Oh, Mike is funny. And he is right. And though LAX is surely not among the reasons why, I have started to miss Los Angeles. 


Another small lesson comes from the change (or lack of change) we can feel with each passing day, how one minute everything comes rushing back as no different than it was ten years ago, that we are the same people, that we haven't learned a thing, that we haven't grown at all, that the world has turned on its tilt and we have stood still on it. Still, despite everything, despite what feels inflexibly invariable, I came across a funny picture while scanning through old albums. Me, on my sixteenth birthday (the sweetness of it debatable), coming from my very first job (of course, at a coffee shop, the enterprise that seems to have temporarily sealed my fate), wearing the same awful pants that I wore to my current job, up until they were recently deemed anti-dress-code.
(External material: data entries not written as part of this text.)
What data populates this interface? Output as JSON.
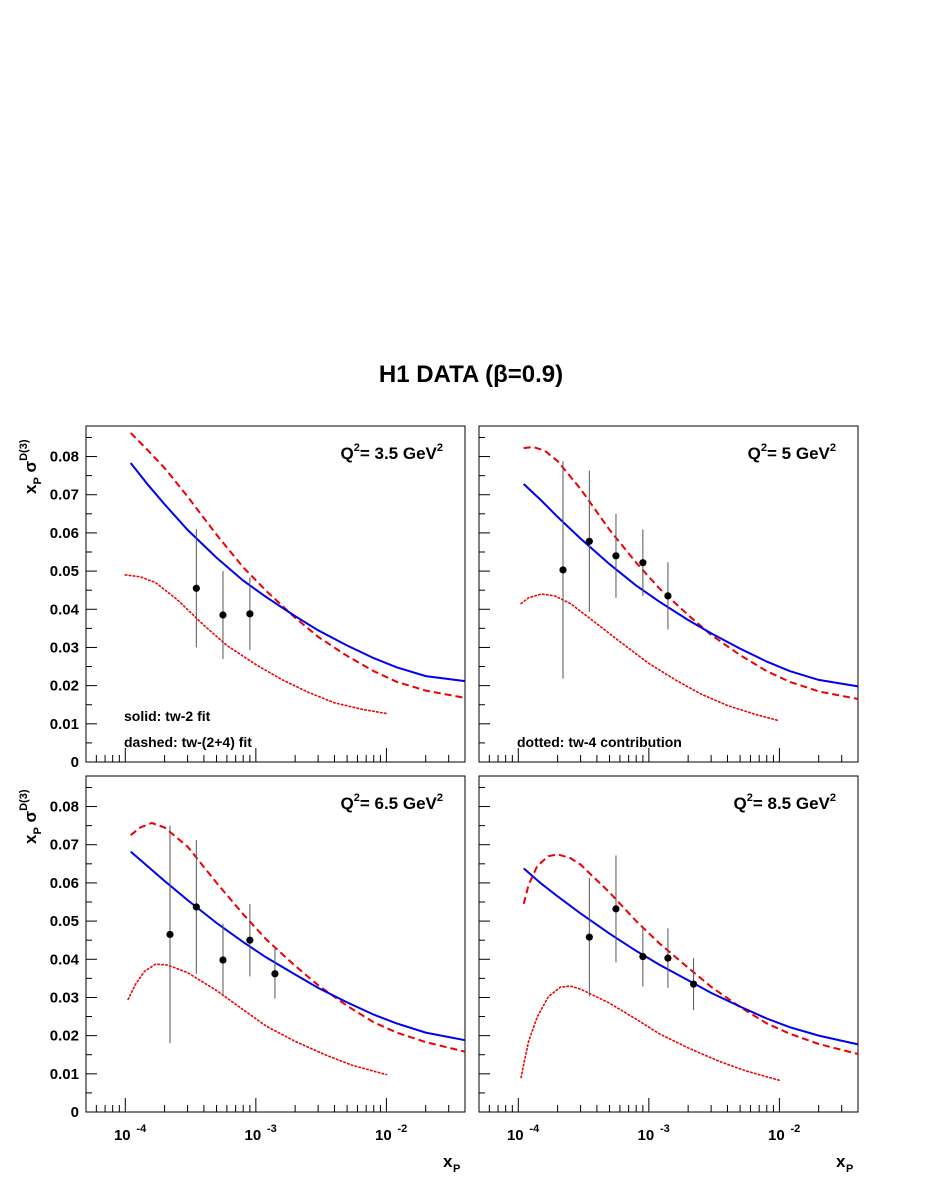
{
  "page": {
    "title": "H1 DATA (β=0.9)"
  },
  "chart_data": {
    "type": "scatter",
    "title": "H1 DATA (β=0.9)",
    "xlabel": "x_P",
    "ylabel": "x_P σ^D(3)",
    "x_scale": "log",
    "xlim": [
      5e-05,
      0.04
    ],
    "ylim": [
      0,
      0.088
    ],
    "y_ticks": [
      0,
      0.01,
      0.02,
      0.03,
      0.04,
      0.05,
      0.06,
      0.07,
      0.08
    ],
    "y_tick_labels": [
      "0",
      "0.01",
      "0.02",
      "0.03",
      "0.04",
      "0.05",
      "0.06",
      "0.07",
      "0.08"
    ],
    "x_tick_labels": [
      {
        "value": 0.0001,
        "base": "10",
        "exp": "-4"
      },
      {
        "value": 0.001,
        "base": "10",
        "exp": "-3"
      },
      {
        "value": 0.01,
        "base": "10",
        "exp": "-2"
      }
    ],
    "legend_notes": {
      "solid": "solid:  tw-2 fit",
      "dashed": "dashed: tw-(2+4) fit",
      "dotted": "dotted:  tw-4 contribution"
    },
    "series_styles": {
      "tw2": {
        "color": "#0000ee",
        "line": "solid"
      },
      "tw24": {
        "color": "#ee0000",
        "line": "dashed"
      },
      "tw4": {
        "color": "#ee0000",
        "line": "dotted"
      },
      "data": {
        "color": "#000000"
      }
    },
    "panels": [
      {
        "label_base": "Q",
        "label_sup": "2",
        "label_mid": "= 3.5 GeV",
        "label_sup2": "2",
        "points": [
          {
            "x": 0.00035,
            "y": 0.0455,
            "err": 0.0155
          },
          {
            "x": 0.00056,
            "y": 0.0385,
            "err": 0.0115
          },
          {
            "x": 0.0009,
            "y": 0.0388,
            "err": 0.0095
          }
        ],
        "tw2": [
          [
            0.00011,
            0.0783
          ],
          [
            0.00015,
            0.0725
          ],
          [
            0.0002,
            0.0675
          ],
          [
            0.0003,
            0.0608
          ],
          [
            0.0005,
            0.0535
          ],
          [
            0.0008,
            0.0475
          ],
          [
            0.0012,
            0.0432
          ],
          [
            0.002,
            0.0382
          ],
          [
            0.003,
            0.0345
          ],
          [
            0.005,
            0.0305
          ],
          [
            0.008,
            0.0272
          ],
          [
            0.012,
            0.0248
          ],
          [
            0.02,
            0.0225
          ],
          [
            0.04,
            0.0212
          ]
        ],
        "tw24": [
          [
            0.00011,
            0.0862
          ],
          [
            0.00015,
            0.0815
          ],
          [
            0.0002,
            0.077
          ],
          [
            0.0003,
            0.0695
          ],
          [
            0.0005,
            0.0595
          ],
          [
            0.0008,
            0.051
          ],
          [
            0.0012,
            0.0448
          ],
          [
            0.002,
            0.0378
          ],
          [
            0.003,
            0.0328
          ],
          [
            0.005,
            0.0278
          ],
          [
            0.008,
            0.0238
          ],
          [
            0.012,
            0.021
          ],
          [
            0.02,
            0.0187
          ],
          [
            0.04,
            0.0168
          ]
        ],
        "tw4": [
          [
            0.0001,
            0.049
          ],
          [
            0.00013,
            0.0485
          ],
          [
            0.00017,
            0.047
          ],
          [
            0.00025,
            0.0425
          ],
          [
            0.0004,
            0.0358
          ],
          [
            0.0006,
            0.0305
          ],
          [
            0.001,
            0.0255
          ],
          [
            0.0016,
            0.0215
          ],
          [
            0.0025,
            0.0183
          ],
          [
            0.004,
            0.0155
          ],
          [
            0.0065,
            0.0138
          ],
          [
            0.01,
            0.0127
          ]
        ]
      },
      {
        "label_base": "Q",
        "label_sup": "2",
        "label_mid": "= 5 GeV",
        "label_sup2": "2",
        "points": [
          {
            "x": 0.00022,
            "y": 0.0503,
            "err": 0.0285
          },
          {
            "x": 0.00035,
            "y": 0.0578,
            "err": 0.0185
          },
          {
            "x": 0.00056,
            "y": 0.054,
            "err": 0.011
          },
          {
            "x": 0.0009,
            "y": 0.0522,
            "err": 0.0087
          },
          {
            "x": 0.0014,
            "y": 0.0435,
            "err": 0.0088
          }
        ],
        "tw2": [
          [
            0.00011,
            0.0728
          ],
          [
            0.00015,
            0.0685
          ],
          [
            0.0002,
            0.0642
          ],
          [
            0.0003,
            0.0585
          ],
          [
            0.0005,
            0.0518
          ],
          [
            0.0008,
            0.0462
          ],
          [
            0.0012,
            0.042
          ],
          [
            0.002,
            0.0372
          ],
          [
            0.003,
            0.0337
          ],
          [
            0.005,
            0.0297
          ],
          [
            0.008,
            0.0263
          ],
          [
            0.012,
            0.0238
          ],
          [
            0.02,
            0.0215
          ],
          [
            0.04,
            0.0198
          ]
        ],
        "tw24": [
          [
            0.00011,
            0.0822
          ],
          [
            0.00013,
            0.0825
          ],
          [
            0.00016,
            0.0815
          ],
          [
            0.0002,
            0.0788
          ],
          [
            0.0003,
            0.0715
          ],
          [
            0.0005,
            0.0608
          ],
          [
            0.0008,
            0.0522
          ],
          [
            0.0012,
            0.0455
          ],
          [
            0.002,
            0.0385
          ],
          [
            0.003,
            0.0333
          ],
          [
            0.005,
            0.028
          ],
          [
            0.008,
            0.0238
          ],
          [
            0.012,
            0.021
          ],
          [
            0.02,
            0.0185
          ],
          [
            0.04,
            0.0165
          ]
        ],
        "tw4": [
          [
            0.000105,
            0.0415
          ],
          [
            0.00012,
            0.043
          ],
          [
            0.00015,
            0.044
          ],
          [
            0.00019,
            0.0435
          ],
          [
            0.00025,
            0.0415
          ],
          [
            0.0004,
            0.0362
          ],
          [
            0.0006,
            0.0315
          ],
          [
            0.001,
            0.0258
          ],
          [
            0.0016,
            0.0215
          ],
          [
            0.0025,
            0.0178
          ],
          [
            0.004,
            0.0148
          ],
          [
            0.0065,
            0.0125
          ],
          [
            0.01,
            0.0108
          ]
        ]
      },
      {
        "label_base": "Q",
        "label_sup": "2",
        "label_mid": "= 6.5 GeV",
        "label_sup2": "2",
        "points": [
          {
            "x": 0.00022,
            "y": 0.0465,
            "err": 0.0285
          },
          {
            "x": 0.00035,
            "y": 0.0537,
            "err": 0.0175
          },
          {
            "x": 0.00056,
            "y": 0.0398,
            "err": 0.0095
          },
          {
            "x": 0.0009,
            "y": 0.045,
            "err": 0.0095
          },
          {
            "x": 0.0014,
            "y": 0.0362,
            "err": 0.0065
          }
        ],
        "tw2": [
          [
            0.00011,
            0.0682
          ],
          [
            0.00015,
            0.0642
          ],
          [
            0.0002,
            0.0605
          ],
          [
            0.0003,
            0.0555
          ],
          [
            0.0005,
            0.0495
          ],
          [
            0.0008,
            0.0445
          ],
          [
            0.0012,
            0.0405
          ],
          [
            0.002,
            0.036
          ],
          [
            0.003,
            0.0325
          ],
          [
            0.005,
            0.0287
          ],
          [
            0.008,
            0.0255
          ],
          [
            0.012,
            0.0232
          ],
          [
            0.02,
            0.0208
          ],
          [
            0.04,
            0.0188
          ]
        ],
        "tw24": [
          [
            0.00011,
            0.0725
          ],
          [
            0.00013,
            0.0745
          ],
          [
            0.00016,
            0.0757
          ],
          [
            0.0002,
            0.0745
          ],
          [
            0.0003,
            0.0695
          ],
          [
            0.0005,
            0.06
          ],
          [
            0.0008,
            0.0518
          ],
          [
            0.0012,
            0.0452
          ],
          [
            0.002,
            0.0383
          ],
          [
            0.003,
            0.0332
          ],
          [
            0.005,
            0.0278
          ],
          [
            0.008,
            0.0235
          ],
          [
            0.012,
            0.0208
          ],
          [
            0.02,
            0.0183
          ],
          [
            0.04,
            0.0158
          ]
        ],
        "tw4": [
          [
            0.000105,
            0.0295
          ],
          [
            0.00012,
            0.0335
          ],
          [
            0.00014,
            0.0368
          ],
          [
            0.00017,
            0.0387
          ],
          [
            0.00021,
            0.0385
          ],
          [
            0.0003,
            0.0365
          ],
          [
            0.0005,
            0.0318
          ],
          [
            0.0008,
            0.0268
          ],
          [
            0.0012,
            0.0225
          ],
          [
            0.002,
            0.0185
          ],
          [
            0.0035,
            0.0148
          ],
          [
            0.0055,
            0.0122
          ],
          [
            0.01,
            0.0098
          ]
        ]
      },
      {
        "label_base": "Q",
        "label_sup": "2",
        "label_mid": "= 8.5 GeV",
        "label_sup2": "2",
        "points": [
          {
            "x": 0.00035,
            "y": 0.0458,
            "err": 0.0155
          },
          {
            "x": 0.00056,
            "y": 0.0532,
            "err": 0.014
          },
          {
            "x": 0.0009,
            "y": 0.0407,
            "err": 0.0078
          },
          {
            "x": 0.0014,
            "y": 0.0403,
            "err": 0.0078
          },
          {
            "x": 0.0022,
            "y": 0.0335,
            "err": 0.0068
          }
        ],
        "tw2": [
          [
            0.00011,
            0.0638
          ],
          [
            0.00015,
            0.0598
          ],
          [
            0.0002,
            0.0565
          ],
          [
            0.0003,
            0.052
          ],
          [
            0.0005,
            0.0467
          ],
          [
            0.0008,
            0.0422
          ],
          [
            0.0012,
            0.0386
          ],
          [
            0.002,
            0.0345
          ],
          [
            0.003,
            0.0312
          ],
          [
            0.005,
            0.0276
          ],
          [
            0.008,
            0.0245
          ],
          [
            0.012,
            0.0222
          ],
          [
            0.02,
            0.02
          ],
          [
            0.04,
            0.0177
          ]
        ],
        "tw24": [
          [
            0.00011,
            0.0545
          ],
          [
            0.00012,
            0.0595
          ],
          [
            0.00014,
            0.0645
          ],
          [
            0.00017,
            0.067
          ],
          [
            0.0002,
            0.0675
          ],
          [
            0.00025,
            0.0665
          ],
          [
            0.0003,
            0.0648
          ],
          [
            0.0005,
            0.0575
          ],
          [
            0.0008,
            0.05
          ],
          [
            0.0012,
            0.0442
          ],
          [
            0.002,
            0.0378
          ],
          [
            0.003,
            0.0328
          ],
          [
            0.005,
            0.0275
          ],
          [
            0.008,
            0.0232
          ],
          [
            0.012,
            0.0205
          ],
          [
            0.02,
            0.0178
          ],
          [
            0.04,
            0.0152
          ]
        ],
        "tw4": [
          [
            0.000105,
            0.009
          ],
          [
            0.00011,
            0.0125
          ],
          [
            0.00012,
            0.0185
          ],
          [
            0.00014,
            0.025
          ],
          [
            0.00017,
            0.0302
          ],
          [
            0.00021,
            0.0327
          ],
          [
            0.00025,
            0.033
          ],
          [
            0.0003,
            0.0322
          ],
          [
            0.0005,
            0.0285
          ],
          [
            0.0008,
            0.0243
          ],
          [
            0.0012,
            0.0205
          ],
          [
            0.002,
            0.0168
          ],
          [
            0.0035,
            0.0132
          ],
          [
            0.0055,
            0.0108
          ],
          [
            0.01,
            0.0083
          ]
        ]
      }
    ]
  }
}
Oh, little girl. If you only knew now how much you would now love and now ache. I'm pretty sure I wouldn't recognize this person anymore, any more than she might recognize me. But the irony of it killed me only slightly, and only in the best possible way. 
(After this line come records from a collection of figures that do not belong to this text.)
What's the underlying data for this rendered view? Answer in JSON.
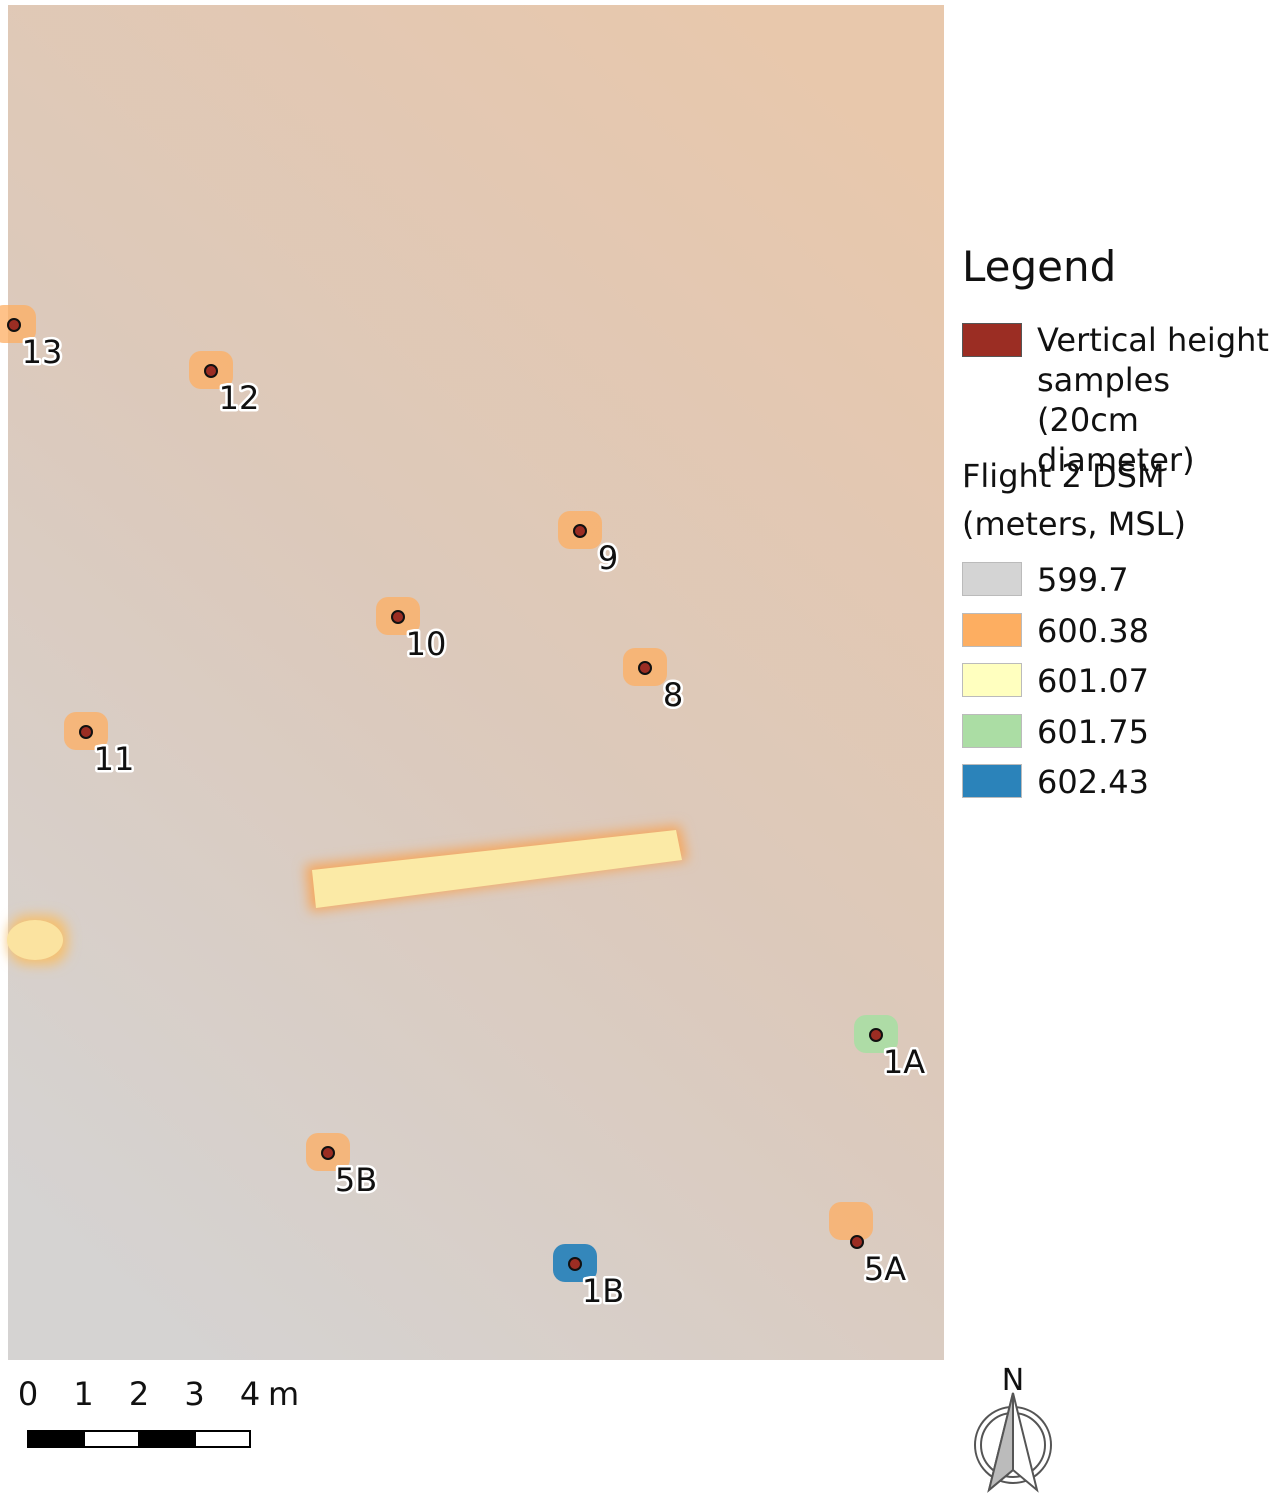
{
  "legend": {
    "title": "Legend",
    "samples_label": "Vertical height samples (20cm diameter)",
    "samples_color": "#9b2d23",
    "dsm_title": "Flight 2 DSM (meters, MSL)",
    "dsm_classes": [
      {
        "value": 599.7,
        "color": "#d4d4d4"
      },
      {
        "value": 600.38,
        "color": "#fdae61"
      },
      {
        "value": 601.07,
        "color": "#ffffbf"
      },
      {
        "value": 601.75,
        "color": "#abdda4"
      },
      {
        "value": 602.43,
        "color": "#2b83ba"
      }
    ]
  },
  "points": [
    {
      "label": "13"
    },
    {
      "label": "12"
    },
    {
      "label": "9"
    },
    {
      "label": "10"
    },
    {
      "label": "8"
    },
    {
      "label": "11"
    },
    {
      "label": "1A"
    },
    {
      "label": "5B"
    },
    {
      "label": "5A"
    },
    {
      "label": "1B"
    }
  ],
  "scale_bar": {
    "ticks": [
      0,
      1,
      2,
      3,
      4
    ],
    "unit": "m"
  },
  "north_arrow": "N"
}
The last lesson worth mentioning, and probably the biggest, comes from the book I just started reading by Lauren F. Winner called Still: Notes on a Mid-Faith Crisis. I know, I know. It sounds self-helpy, as it must, but the fact is any and all books are of self-help to me. I can learn almost anything, the most surprising of things, I can find a connection or a truth or meaning in those pages, in any pages: I can be reaffirmed, reminded, challenged, hung to dry, brought to tears. This book in particular, however, was brought to me in a much more mysterious way, in a moment I can't explain, as it practically fell from the shelf to my hands. 
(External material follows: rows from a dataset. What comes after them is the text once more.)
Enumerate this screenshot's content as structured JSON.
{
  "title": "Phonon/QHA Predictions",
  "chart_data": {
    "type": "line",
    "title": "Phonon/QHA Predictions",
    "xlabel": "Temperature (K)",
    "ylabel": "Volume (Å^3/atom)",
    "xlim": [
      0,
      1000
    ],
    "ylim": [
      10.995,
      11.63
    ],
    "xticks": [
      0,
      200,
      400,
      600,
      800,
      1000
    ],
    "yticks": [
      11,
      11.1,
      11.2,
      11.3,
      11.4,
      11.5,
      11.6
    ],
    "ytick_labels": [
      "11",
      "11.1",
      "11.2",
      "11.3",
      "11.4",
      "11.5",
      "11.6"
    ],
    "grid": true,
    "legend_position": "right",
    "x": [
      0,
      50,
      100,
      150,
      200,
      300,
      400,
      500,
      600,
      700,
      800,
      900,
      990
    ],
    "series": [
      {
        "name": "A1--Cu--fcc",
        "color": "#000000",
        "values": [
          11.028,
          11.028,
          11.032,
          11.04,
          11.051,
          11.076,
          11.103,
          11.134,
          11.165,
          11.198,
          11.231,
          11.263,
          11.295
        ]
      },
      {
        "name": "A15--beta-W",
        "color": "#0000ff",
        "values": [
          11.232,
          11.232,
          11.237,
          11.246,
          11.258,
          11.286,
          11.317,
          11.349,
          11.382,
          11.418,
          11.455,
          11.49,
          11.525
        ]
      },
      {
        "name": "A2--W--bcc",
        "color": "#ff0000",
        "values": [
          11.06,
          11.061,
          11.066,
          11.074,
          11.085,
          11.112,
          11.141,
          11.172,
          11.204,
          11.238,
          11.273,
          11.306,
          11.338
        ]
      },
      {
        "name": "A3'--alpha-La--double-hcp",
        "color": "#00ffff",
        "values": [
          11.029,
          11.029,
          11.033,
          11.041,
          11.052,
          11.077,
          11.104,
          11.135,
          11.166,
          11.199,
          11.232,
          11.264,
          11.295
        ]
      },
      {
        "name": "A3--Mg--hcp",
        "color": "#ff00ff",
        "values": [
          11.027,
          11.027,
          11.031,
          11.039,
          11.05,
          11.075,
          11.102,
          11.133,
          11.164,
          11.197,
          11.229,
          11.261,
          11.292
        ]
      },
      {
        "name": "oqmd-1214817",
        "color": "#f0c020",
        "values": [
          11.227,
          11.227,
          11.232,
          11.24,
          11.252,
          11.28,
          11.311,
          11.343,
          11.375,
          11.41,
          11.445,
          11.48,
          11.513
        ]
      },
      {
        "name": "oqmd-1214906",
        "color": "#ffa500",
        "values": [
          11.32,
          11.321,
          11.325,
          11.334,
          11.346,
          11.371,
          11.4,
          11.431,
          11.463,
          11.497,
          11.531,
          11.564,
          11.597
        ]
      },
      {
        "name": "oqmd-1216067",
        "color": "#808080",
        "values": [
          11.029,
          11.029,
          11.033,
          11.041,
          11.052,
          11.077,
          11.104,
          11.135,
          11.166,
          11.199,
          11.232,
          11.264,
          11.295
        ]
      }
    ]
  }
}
Winner's caustic sense of faith begins to falter, more or less, when she realizes her marriage is failing. It's not a memoir, she states openly. Rather, it is an admittance, it is a struggle penned by honesty, and one she hopes will resonate with others feeling the same sense of loss: loss of self, loss of direction, loss of meaning of it all. Only several chapters in, I find myself constantly thinking, I get that, Lauren. I feel that all the time. I think, in a way, eventually, we all do


Still with much farther to go, in numbers of pages and otherwise, so far her words have found their way in and made my heart break, not only with a common sadness but with an understanding, with the relief that someone else has felt this way before. Hearing it (or reading it) has brought me a reassurance in which I had lost belief. 
"Some days I am not sure if my faith is riddled with doubt or whether, graciously, my doubt is riddled with faith. And yet I continue to live in a world the way a religious person lives in the world; I keep living in a world that I know to be enchanted, and not left alone. I doubt; I am uncertain; I am restless, prone to wander. And yet glimmers of holy keep interrupting my gaze." 
I don't know what it means, always, to nurture our faith, to remind ourselves that better things come, to choose perseverance, to stand strong, to think positively, to focus on our blessings rather than our burdens. All in all, I am not the best at any of these things. But I have been grateful for the written reminder to try, and the small joy of yet another book I can't bring myself to put down. 


That being said, all things are as they were a week ago. I am ungratefully employed and I am on the search, today and every day, until I find the door hanging open, just wide enough, to let me in. I have a feeling, a rather strong one, that moments such as these, will be the ones to carry me through.